Question

The one-point compactification of \(\mathbb{R}^{n}\) is homeomorphic to the \(n\)-sphere \(\\{x \in\) \(\left.\mathbb{R}^{n+1}:|x|=1\right\\}\).

Short answer

The one-point compactification of \(\mathbb{R}^n\) is homeomorphic to the \(n\)-sphere.

Step-by-step solution

Understanding Compactification

The one-point compactification of a space \(X\) refers to adding a "point at infinity" to \(X\), denoted by \(X^* = X \cup \{\infty\}\). For \(\mathbb{R}^n\), which is not compact, the one-point compactification turns it into a compact space.

Topology of Compactification

The topology on \(\mathbb{R}^n \cup \{\infty\}\) is such that open sets in \(\mathbb{R}^n\) remain open, and the sets of the form \(\{x \in \mathbb{R}^n: |x| > R\} \cup \{\infty\}\) for some \(R > 0\) are additional open sets, which include the point at infinity.

Defining the Sphere

The \(n\)-sphere, \(S^n = \{ x \in \mathbb{R}^{n+1} : |x| = 1 \}\), is a compact, closed subset of \(\mathbb{R}^{n+1}\). It is the boundary of the unit ball in \(\mathbb{R}^{n+1}\).

Constructing the Homeomorphism

To show \(\mathbb{R}^n \cup \{\infty\}\) is homeomorphic to \(S^n\), consider the stereographic projection from \(S^n\) minus the north pole \((0,\ldots,0,1)\) to \(\mathbb{R}^n\). The map from \(S^n\) to \(\mathbb{R}^n \cup \{\infty\}\) is defined by this projection, with the newly added point corresponding to the north pole of the sphere.

Verifying Properties of Homeomorphism

This map is continuous, bijective, and its inverse is also continuous.
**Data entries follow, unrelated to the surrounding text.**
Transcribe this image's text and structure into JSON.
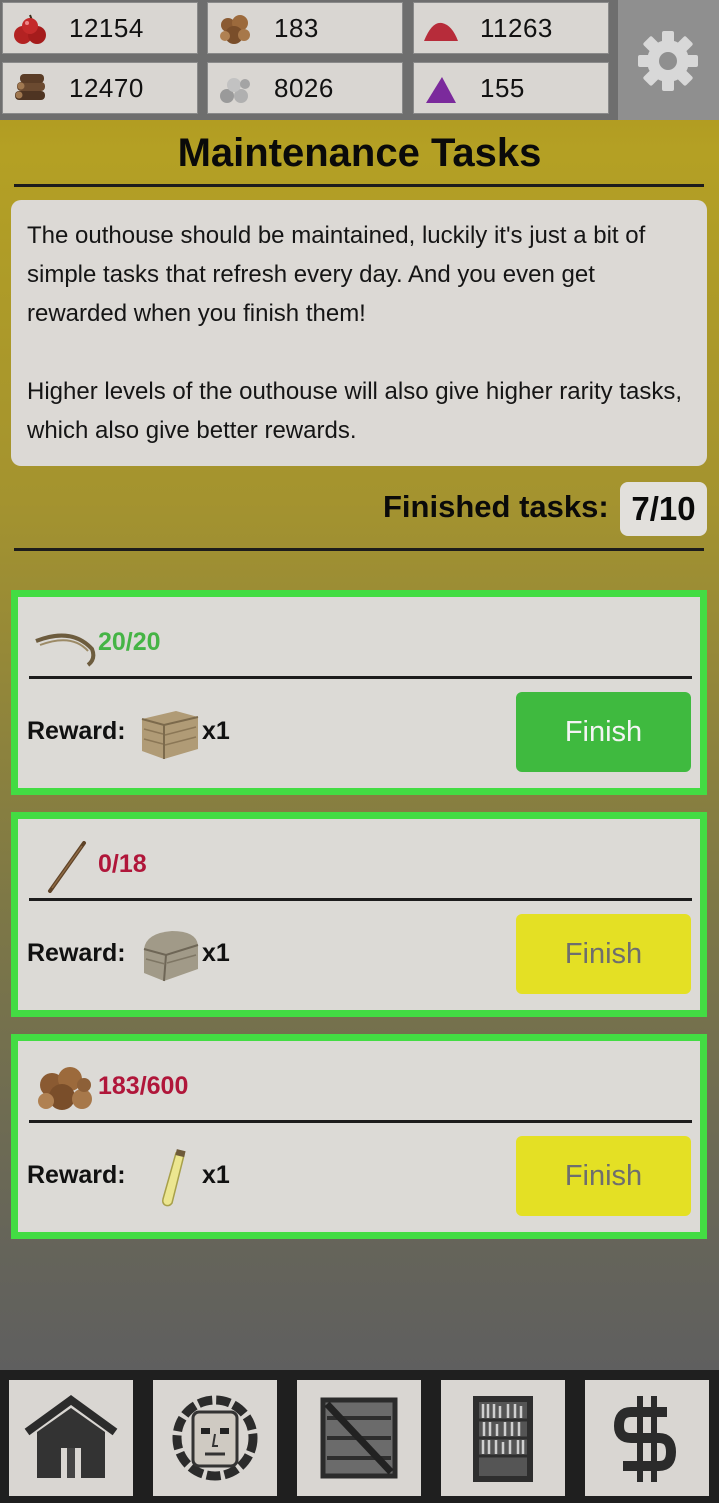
{
  "resources": [
    {
      "icon": "berries-icon",
      "value": "12154"
    },
    {
      "icon": "bush-icon",
      "value": "183"
    },
    {
      "icon": "red-powder-icon",
      "value": "11263"
    },
    {
      "icon": "logs-icon",
      "value": "12470"
    },
    {
      "icon": "stones-icon",
      "value": "8026"
    },
    {
      "icon": "purple-powder-icon",
      "value": "155"
    }
  ],
  "settings_icon": "gear-icon",
  "page": {
    "title": "Maintenance Tasks",
    "description_1": "The outhouse should be maintained, luckily it's just a bit of simple tasks that refresh every day. And you even get rewarded when you finish them!",
    "description_2": "Higher levels of the outhouse will also give higher rarity tasks, which also give better rewards.",
    "finished_label": "Finished tasks:",
    "finished_count": "7/10"
  },
  "tasks": [
    {
      "icon": "rope-icon",
      "progress": "20/20",
      "progress_color": "#45b445",
      "reward_label": "Reward:",
      "reward_icon": "crate-icon",
      "reward_qty": "x1",
      "button": "Finish",
      "button_state": "ready"
    },
    {
      "icon": "stick-icon",
      "progress": "0/18",
      "progress_color": "#b0163a",
      "reward_label": "Reward:",
      "reward_icon": "chest-icon",
      "reward_qty": "x1",
      "button": "Finish",
      "button_state": "incomplete"
    },
    {
      "icon": "bush-icon",
      "progress": "183/600",
      "progress_color": "#b0163a",
      "reward_label": "Reward:",
      "reward_icon": "vial-icon",
      "reward_qty": "x1",
      "button": "Finish",
      "button_state": "incomplete"
    }
  ],
  "nav": [
    "house-icon",
    "character-icon",
    "crate-icon",
    "bookshelf-icon",
    "dollar-icon"
  ]
}
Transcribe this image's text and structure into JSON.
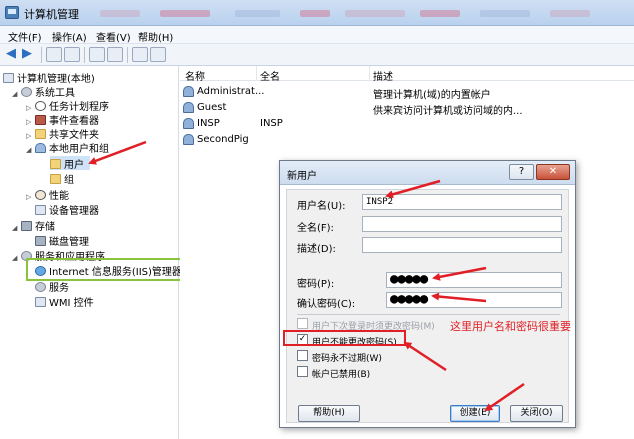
{
  "window": {
    "title": "计算机管理"
  },
  "menu": [
    "文件(F)",
    "操作(A)",
    "查看(V)",
    "帮助(H)"
  ],
  "tree": [
    {
      "label": "计算机管理(本地)",
      "icon": "computer-icon",
      "level": 0,
      "expanded": true
    },
    {
      "label": "系统工具",
      "icon": "tools-icon",
      "level": 1,
      "expanded": true
    },
    {
      "label": "任务计划程序",
      "icon": "clock-icon",
      "level": 2,
      "expanded": false
    },
    {
      "label": "事件查看器",
      "icon": "event-viewer-icon",
      "level": 2,
      "expanded": false
    },
    {
      "label": "共享文件夹",
      "icon": "shared-folder-icon",
      "level": 2,
      "expanded": false
    },
    {
      "label": "本地用户和组",
      "icon": "users-group-icon",
      "level": 2,
      "expanded": true
    },
    {
      "label": "用户",
      "icon": "folder-icon",
      "level": 3,
      "selected": true
    },
    {
      "label": "组",
      "icon": "folder-icon",
      "level": 3
    },
    {
      "label": "性能",
      "icon": "performance-icon",
      "level": 2,
      "expanded": false
    },
    {
      "label": "设备管理器",
      "icon": "device-manager-icon",
      "level": 2
    },
    {
      "label": "存储",
      "icon": "storage-icon",
      "level": 1,
      "expanded": true
    },
    {
      "label": "磁盘管理",
      "icon": "disk-icon",
      "level": 2
    },
    {
      "label": "服务和应用程序",
      "icon": "services-apps-icon",
      "level": 1,
      "expanded": true
    },
    {
      "label": "Internet 信息服务(IIS)管理器",
      "icon": "iis-icon",
      "level": 2
    },
    {
      "label": "服务",
      "icon": "services-icon",
      "level": 2
    },
    {
      "label": "WMI 控件",
      "icon": "wmi-icon",
      "level": 2
    }
  ],
  "list": {
    "columns": [
      "名称",
      "全名",
      "描述"
    ],
    "rows": [
      {
        "name": "Administrat...",
        "fullname": "",
        "description": "管理计算机(域)的内置帐户"
      },
      {
        "name": "Guest",
        "fullname": "",
        "description": "供来宾访问计算机或访问域的内..."
      },
      {
        "name": "INSP",
        "fullname": "INSP",
        "description": ""
      },
      {
        "name": "SecondPig",
        "fullname": "",
        "description": ""
      }
    ]
  },
  "dialog": {
    "title": "新用户",
    "help_button": "?",
    "close_button": "✕",
    "username_label": "用户名(U):",
    "username_value": "INSP2",
    "fullname_label": "全名(F):",
    "fullname_value": "",
    "description_label": "描述(D):",
    "description_value": "",
    "password_label": "密码(P):",
    "password_value": "●●●●●",
    "confirm_label": "确认密码(C):",
    "confirm_value": "●●●●●",
    "checkboxes": [
      {
        "label": "用户下次登录时须更改密码(M)",
        "checked": false,
        "disabled": true
      },
      {
        "label": "用户不能更改密码(S)",
        "checked": true,
        "disabled": false
      },
      {
        "label": "密码永不过期(W)",
        "checked": false,
        "disabled": false
      },
      {
        "label": "帐户已禁用(B)",
        "checked": false,
        "disabled": false
      }
    ],
    "help_label": "帮助(H)",
    "create_label": "创建(E)",
    "close_label": "关闭(O)"
  },
  "annotation": "这里用户名和密码很重要",
  "colors": {
    "annotation_red": "#e01f26",
    "highlight_green": "#8ac43d",
    "selection_blue": "#cfe3f8"
  }
}
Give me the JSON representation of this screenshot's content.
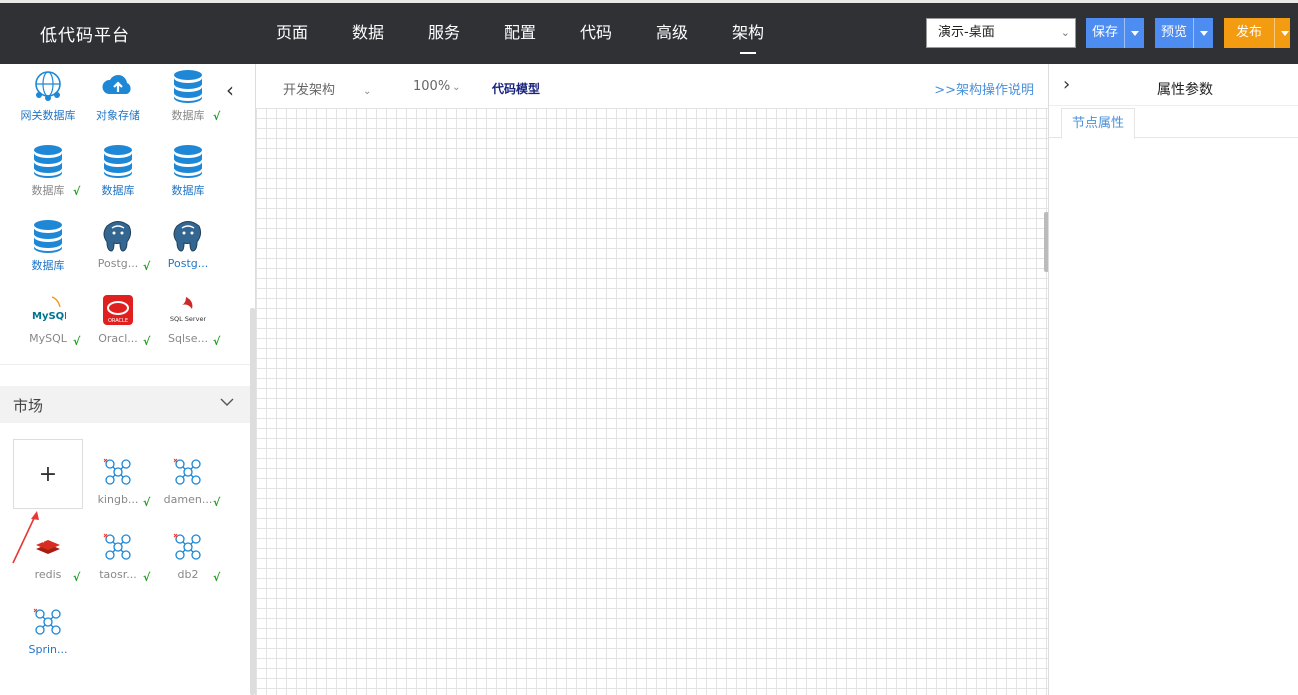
{
  "app": {
    "title": "低代码平台"
  },
  "nav": {
    "items": [
      "页面",
      "数据",
      "服务",
      "配置",
      "代码",
      "高级",
      "架构"
    ],
    "active_index": 6
  },
  "topbar": {
    "env_select": "演示-桌面",
    "save": "保存",
    "preview": "预览",
    "publish": "发布"
  },
  "palette": {
    "items": [
      {
        "label": "网关数据库",
        "icon": "gateway-db-icon",
        "checked": false,
        "highlight": true
      },
      {
        "label": "对象存储",
        "icon": "cloud-upload-icon",
        "checked": false,
        "highlight": true
      },
      {
        "label": "数据库",
        "icon": "database-icon",
        "checked": true,
        "highlight": false
      },
      {
        "label": "数据库",
        "icon": "database-icon",
        "checked": true,
        "highlight": false
      },
      {
        "label": "数据库",
        "icon": "database-icon",
        "checked": false,
        "highlight": true
      },
      {
        "label": "数据库",
        "icon": "database-icon",
        "checked": false,
        "highlight": true
      },
      {
        "label": "数据库",
        "icon": "database-icon",
        "checked": false,
        "highlight": true
      },
      {
        "label": "Postg...",
        "icon": "postgresql-icon",
        "checked": true,
        "highlight": false
      },
      {
        "label": "Postg...",
        "icon": "postgresql-icon",
        "checked": false,
        "highlight": true
      },
      {
        "label": "MySQL",
        "icon": "mysql-icon",
        "checked": true,
        "highlight": false
      },
      {
        "label": "Oracl...",
        "icon": "oracle-icon",
        "checked": true,
        "highlight": false
      },
      {
        "label": "Sqlse...",
        "icon": "sqlserver-icon",
        "checked": true,
        "highlight": false
      }
    ],
    "market": {
      "title": "市场",
      "add_label": "+",
      "items": [
        {
          "label": "kingb...",
          "icon": "node-graph-icon",
          "checked": true,
          "highlight": false
        },
        {
          "label": "damen...",
          "icon": "node-graph-icon",
          "checked": true,
          "highlight": false
        },
        {
          "label": "redis",
          "icon": "redis-icon",
          "checked": true,
          "highlight": false
        },
        {
          "label": "taosr...",
          "icon": "node-graph-icon",
          "checked": true,
          "highlight": false
        },
        {
          "label": "db2",
          "icon": "node-graph-icon",
          "checked": true,
          "highlight": false
        },
        {
          "label": "Sprin...",
          "icon": "node-graph-icon",
          "checked": false,
          "highlight": true
        }
      ]
    },
    "check_mark": "√",
    "icon_texts": {
      "mysql": "MySQL",
      "oracle": "ORACLE",
      "sqlserver": "SQL Server"
    }
  },
  "toolbar": {
    "mode_select": "开发架构",
    "zoom_select": "100%",
    "code_model": "代码模型",
    "help_link": ">>架构操作说明"
  },
  "right_panel": {
    "title": "属性参数",
    "tab": "节点属性"
  },
  "colors": {
    "topbar": "#2f3135",
    "primary_blue": "#4d8cf0",
    "publish_orange": "#f39c12",
    "db_blue": "#1e88d6",
    "annotation_red": "#e53935"
  }
}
Continuity is assured by the properties of the stereographic projection, compactness of \(S^n\), and openness of \(\mathbb{R}^n\), ensuring it is a homeomorphism.

Key concepts

Compactification

When dealing with mathematical spaces, compactification is like giving a non-compact space a snug enclosure. Imagine you have a vast landscape like \(\mathbb{R}^n\), which stretches endlessly. To make it manageable, we add a single new "point at infinity," rendering the landscape compact. This process is called the one-point compactification, and the resulting space is denoted \(X^* = X \cup \{\infty\}\). This additional point ensures that every sequence (or path) that would otherwise wander off into infinity can be said to converge to this new point. Think of it like finishing a picture by drawing a frame around it, bringing everything neatly together.

Homeomorphism

In topology, homeomorphism is a way to understand when two spaces are essentially the same in shape or structure, even if they might appear different at first glance. It's like saying two objects can be molded into one another without tearing or gluing. For a function to be a homeomorphism, it must be continuous, one-to-one, onto, and have a continuous inverse. Consider the one-point compactification of \(\mathbb{R}^n\) and the \(n\)-sphere: the stereographic projection creates a bridge between them. This map respects all the rules of a homeomorphism, making the seemingly infinite plane and the compact sphere equivalent in topological terms. This means they share the same fundamental properties, despite looking different.

Stereographic Projection

Stereographic projection is a clever method used to project a sphere onto a plane. Visualize projecting points from a sphere, like a globe, onto a flat surface by shining a light from the North Pole through the globe. Every point on the sphere corresponds to a point on the plane, except the North Pole itself, which we can think of as mapping to infinity. This method not only helps in mapping spheres to planes but also elegantly shows a connection between compact spaces, allowing us to understand complex structures better. It's like unfolding a multidimensional map onto a two-dimensional sheet without losing any details about how the points are structured relative to one another.

n-Sphere

An \(n\)-sphere is a generalization of a circle and a sphere to higher dimensions, denoted as \(S^n = \{ x \in \mathbb{R}^{n+1} : |x| = 1 \}\). For example, a 1-sphere is a circle, a 2-sphere is a regular sphere, and so on. The \(n\)-sphere is the boundary of the \((n+1)\)-dimensional unit ball centered at the origin. It's always compact and closed, making it a fundamental object of study in topology. While it can be hard to visualize higher-dimensional spheres, they help extend intuitive geometric ideas to complex scenarios. They provide us with insights into spatial properties and are essential in studying the structure of various mathematical entities.